Some companies drinking the AI koolaid just seem to love learning the hard way.

[0] https://www.wsj.com/articles/jpmorgan-restricts-employees-fr...

[1] https://tech.co/news/wall-street-banks-ban-ai-chatgpt

[2] https://www.bloomberg.com/news/articles/2023-02-24/citigroup...

For what its worth, this is only via the ChatGPT interface.

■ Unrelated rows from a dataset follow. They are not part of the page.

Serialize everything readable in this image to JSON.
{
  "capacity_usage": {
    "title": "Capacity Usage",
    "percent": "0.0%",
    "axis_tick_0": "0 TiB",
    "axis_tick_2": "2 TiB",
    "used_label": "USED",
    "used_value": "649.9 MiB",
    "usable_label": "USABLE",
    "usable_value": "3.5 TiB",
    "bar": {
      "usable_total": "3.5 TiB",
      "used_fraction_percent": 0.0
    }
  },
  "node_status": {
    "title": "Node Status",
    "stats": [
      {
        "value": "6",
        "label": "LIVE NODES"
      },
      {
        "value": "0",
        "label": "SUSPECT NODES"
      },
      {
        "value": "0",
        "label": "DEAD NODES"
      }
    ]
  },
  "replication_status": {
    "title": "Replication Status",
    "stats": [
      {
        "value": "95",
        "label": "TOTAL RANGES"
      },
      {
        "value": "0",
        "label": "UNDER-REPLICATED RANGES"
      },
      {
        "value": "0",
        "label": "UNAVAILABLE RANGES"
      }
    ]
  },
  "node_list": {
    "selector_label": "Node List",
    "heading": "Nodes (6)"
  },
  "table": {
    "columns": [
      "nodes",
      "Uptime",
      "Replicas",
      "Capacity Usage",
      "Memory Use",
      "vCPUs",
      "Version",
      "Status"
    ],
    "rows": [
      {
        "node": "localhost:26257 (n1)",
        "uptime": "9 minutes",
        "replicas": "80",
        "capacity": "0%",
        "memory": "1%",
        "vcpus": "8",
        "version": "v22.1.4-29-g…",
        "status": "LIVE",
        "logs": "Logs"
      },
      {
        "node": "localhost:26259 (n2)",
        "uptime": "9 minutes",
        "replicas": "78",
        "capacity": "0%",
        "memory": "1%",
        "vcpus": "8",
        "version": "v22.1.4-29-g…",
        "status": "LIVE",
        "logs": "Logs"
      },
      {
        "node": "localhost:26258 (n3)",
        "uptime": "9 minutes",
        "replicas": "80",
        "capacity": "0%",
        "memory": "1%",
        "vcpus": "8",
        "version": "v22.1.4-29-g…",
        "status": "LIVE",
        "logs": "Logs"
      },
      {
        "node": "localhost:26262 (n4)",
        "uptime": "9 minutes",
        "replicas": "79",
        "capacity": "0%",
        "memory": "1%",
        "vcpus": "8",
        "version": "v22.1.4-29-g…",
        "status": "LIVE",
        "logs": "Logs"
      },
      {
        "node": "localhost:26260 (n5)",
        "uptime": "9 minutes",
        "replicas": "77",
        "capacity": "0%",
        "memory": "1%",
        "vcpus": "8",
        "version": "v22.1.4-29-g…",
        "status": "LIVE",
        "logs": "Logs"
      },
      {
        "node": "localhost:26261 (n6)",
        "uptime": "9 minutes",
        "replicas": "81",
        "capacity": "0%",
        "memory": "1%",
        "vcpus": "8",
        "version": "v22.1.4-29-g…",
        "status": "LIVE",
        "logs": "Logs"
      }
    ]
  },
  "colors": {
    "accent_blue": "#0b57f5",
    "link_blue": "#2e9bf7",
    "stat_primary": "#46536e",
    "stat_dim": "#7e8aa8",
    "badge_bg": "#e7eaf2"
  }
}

Their terms of service state that API calls are not processed in the same manner for review and are deleted after 30 days.

I suppose these companies can build their own, in-house, Chat application.

if I was a compliance officer I would have zero confidence in their terms of service of a company that's business model is entirely dependent on completely disregarding copyright law
Is there any written policy from OpenAI about how they protect chat data? How long they retain it? How they prevent chats from being hallucinated across user sessions?

OpenAI should be worried and self regulate before the gov’t steps in and does it for them.